Aos 12 anos, o talento de Nadeje Fidelis na área da educação já era notável. Nessa fase, ela se destacava na catequese, ensinando os conceitos religiosos. Desde então, a educação se tornou uma parte fundamental de sua vida e se transformou em uma poderosa ferramenta de mudança social.
Ao Eufêmea, a professora alagoana conta sua trajetória e os desafios enfrentados como uma educadora negra. Ela disse que “como mulher negra, ela enfrentou e ainda enfrenta uma série de preconceitos”.
A história
Filha de um pescador que extraia sururu da Lagoa Mundaú e de uma doméstica do lar, a expectativa dos seus pais era que ela terminasse apenas o ensino médio. Eles não esperavam que Nadeje se tornasse uma psicopedagoga especialista em educação infantil, que hoje acumula 37 anos de experiência.
A professora relata que estudou por conta própria para passar no vestibular e cursar pedagogia na UFAL, mas foi vítima de racismo estrutural logo na graduação.
Por outro lado, outros professores a incentivaram a insistir no seu sonho e serviram como alavanca profissional.
“Uma figura de destaque na minha graduação foi a professora Maísa Brandão. Ela sempre frisava o quanto eu tinha capacidade de ir além da graduação, me encorajando a fazer o mestrado, não porque gostava de mim, mas porque reconhecia que eu era uma estudante dedicada e que sabia escrever bem”, aponta Nadeje.
Ao chegar no mercado de trabalho, as oportunidades nem sempre estavam ao seu favor. Mesmo com o diploma na mão, a capacidade da professora ainda era questionada e ela continuava sendo vítima de racismo.
“Eu lembro que deixei o currículo em uma escola particular e no mesmo dia fui chamada para a entrevista. Naquele tempo, não tínhamos essa facilidade de conhecer as pessoas por foto, como fazemos hoje pelo WhatsApp, e quando a diretora da escola me viu, mudou totalmente. Ela me fez umas perguntas fora do contexto e disse que eu não estava apta para o cargo.” exemplifica a pedagoga.
“Como mulher negra não me sinto especial, me sinto igual às outras pessoas”
Nadeje conta que desde criança reconhece a importância da sua negritude, porque um primo do quilombo de Santa Luzia explicou que sua família era descendente de um povo forte e batalhador e, por esse motivo, havia a necessidade de se orgulhar.
Trazendo suas vivências para a sala de aula, a professora destaca que é fundamental explicar para as crianças o que é a cultura negra e quem são os povos africanos, porque, desse modo, a criança ganha desde cedo a força que precisará para enfrentar os possíveis obstáculos.

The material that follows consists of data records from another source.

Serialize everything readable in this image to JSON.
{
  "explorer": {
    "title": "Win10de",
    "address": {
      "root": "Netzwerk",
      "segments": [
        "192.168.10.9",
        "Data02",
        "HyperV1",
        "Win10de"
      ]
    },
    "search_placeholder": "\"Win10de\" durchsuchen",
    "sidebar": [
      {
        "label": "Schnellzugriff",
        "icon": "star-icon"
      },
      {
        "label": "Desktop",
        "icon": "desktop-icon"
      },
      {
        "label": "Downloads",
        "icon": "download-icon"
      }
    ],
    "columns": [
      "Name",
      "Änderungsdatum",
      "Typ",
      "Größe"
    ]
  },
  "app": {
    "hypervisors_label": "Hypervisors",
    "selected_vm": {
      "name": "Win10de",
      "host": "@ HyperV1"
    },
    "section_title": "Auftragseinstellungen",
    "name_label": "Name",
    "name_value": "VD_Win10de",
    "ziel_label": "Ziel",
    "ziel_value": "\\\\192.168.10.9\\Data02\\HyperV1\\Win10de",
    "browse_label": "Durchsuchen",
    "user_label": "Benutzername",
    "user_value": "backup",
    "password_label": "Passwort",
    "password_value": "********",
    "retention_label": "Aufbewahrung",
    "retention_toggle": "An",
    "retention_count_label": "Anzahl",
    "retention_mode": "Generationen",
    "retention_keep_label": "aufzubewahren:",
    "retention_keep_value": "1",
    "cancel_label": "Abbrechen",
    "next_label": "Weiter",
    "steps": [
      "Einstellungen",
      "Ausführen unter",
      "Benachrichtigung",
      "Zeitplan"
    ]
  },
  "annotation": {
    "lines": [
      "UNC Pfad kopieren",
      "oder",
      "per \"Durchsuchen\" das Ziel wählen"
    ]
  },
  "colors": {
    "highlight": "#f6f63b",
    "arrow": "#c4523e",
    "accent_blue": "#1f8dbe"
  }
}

Para a professora, essa autoestima e aceitação de raça influenciam até no processo de aprendizagem. “Quando uma professora negra se aceita como ela é, as crianças percebem. Elas também começam a sentir orgulho de si mesmas, usando o cabelo cacheado solto, e a se reconhecer como professora, almejando outras oportunidades, além daquelas que os seus pais ocupam”, afirma Nadeje.
Inclusive, o orgulho de ser negra foi o que deu força à professora para seguir adiante.
Durante sua trajetória, Nadeje ensinou em diversas escolas públicas e privadas e atualmente leciona no curso de pedagogia da Faculdade da Cidade de Maceió (FACIMA).
Atualmente, a pedagoga não trabalha diretamente com crianças, mas é formadora regional de um projeto do governo federal chamado “Criança Alfabetizada”, que busca garantir a recomposição das aprendizagens com foco na alfabetização. Agregada a esse projeto, a pedagoga ministra formações para os articuladores de ensino, com o objetivo de as metodologias de alfabetização cheguem até os professores.
“Eu procuro sempre deixar para os meus estudantes e para os professores que é através do estudo que temos possibilidades de crescimento, encontrando o espaço que cada um tem por direito”, completa.